Earlier this year, a phone booth in Seokgye Station was on the verge of being removed. The Nowon District Office wanted to get rid of it because it was barely used.

“I tried to keep the phone booth going by moving it to an area that commuters walk past,” said Han Jong-chan of KT Linkus.

Public phones are the only means of communication for people who can’t afford mobile phones. According to Han, a 15-year-old pay phone was a lifeline for an elderly couple in a nursing home on Mount Surak.

According to KT, the number of pay phones has decreased every year and 74,000 remain compared to 94,300 in 2009. Seoul has the biggest number with 15,407. Major metropolitan cities such as Busan, Daegu, Incheon, Gwangju have more than 3,000 each.

“Not everyone has ready access to high-tech digital gadgets like smartphones, and for those without cell phones, pay phones are still an important means of communication,” said a representative of KT. “This is why we want to keep the business.
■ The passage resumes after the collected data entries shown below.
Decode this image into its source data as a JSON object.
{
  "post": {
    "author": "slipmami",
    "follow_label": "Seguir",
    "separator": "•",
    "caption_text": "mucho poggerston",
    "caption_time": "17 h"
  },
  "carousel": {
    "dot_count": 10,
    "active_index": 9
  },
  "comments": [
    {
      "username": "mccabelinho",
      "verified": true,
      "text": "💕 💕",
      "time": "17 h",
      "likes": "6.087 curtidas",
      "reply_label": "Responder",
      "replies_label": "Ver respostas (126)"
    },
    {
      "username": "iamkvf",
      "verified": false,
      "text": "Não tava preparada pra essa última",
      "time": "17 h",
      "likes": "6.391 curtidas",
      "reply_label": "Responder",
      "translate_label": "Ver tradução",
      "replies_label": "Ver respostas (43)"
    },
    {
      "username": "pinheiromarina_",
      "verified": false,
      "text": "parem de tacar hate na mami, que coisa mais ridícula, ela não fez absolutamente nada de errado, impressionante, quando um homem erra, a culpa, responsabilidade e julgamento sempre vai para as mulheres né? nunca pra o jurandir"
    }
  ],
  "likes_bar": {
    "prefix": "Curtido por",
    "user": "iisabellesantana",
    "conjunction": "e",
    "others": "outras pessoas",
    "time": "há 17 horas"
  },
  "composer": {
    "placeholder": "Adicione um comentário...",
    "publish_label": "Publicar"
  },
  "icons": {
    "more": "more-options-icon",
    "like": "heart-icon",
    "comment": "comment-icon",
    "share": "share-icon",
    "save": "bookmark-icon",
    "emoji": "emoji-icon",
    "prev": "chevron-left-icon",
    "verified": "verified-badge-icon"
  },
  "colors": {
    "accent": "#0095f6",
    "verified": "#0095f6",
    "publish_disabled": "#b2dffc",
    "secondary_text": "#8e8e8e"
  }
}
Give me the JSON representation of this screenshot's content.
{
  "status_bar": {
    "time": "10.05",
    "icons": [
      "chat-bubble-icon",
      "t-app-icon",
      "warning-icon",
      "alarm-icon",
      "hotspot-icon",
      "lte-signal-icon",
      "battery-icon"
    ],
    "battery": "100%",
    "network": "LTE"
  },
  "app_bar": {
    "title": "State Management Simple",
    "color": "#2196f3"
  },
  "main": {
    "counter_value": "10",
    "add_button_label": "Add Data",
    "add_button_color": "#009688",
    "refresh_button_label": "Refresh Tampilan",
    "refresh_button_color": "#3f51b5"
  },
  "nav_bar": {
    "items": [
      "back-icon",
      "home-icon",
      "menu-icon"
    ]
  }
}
But, in an effort to keep pace with changing trends, we’d like to renovate phone booths a bit by putting new features in them.”

In fact, pay phones have already evolved. Some include ATMs. A phone booth near COEX in Gangnam District was reconstructed and given a glass ceiling. One of the booths in Itaewon is covered with faux graffiti, reflecting the edgy atmosphere of the area.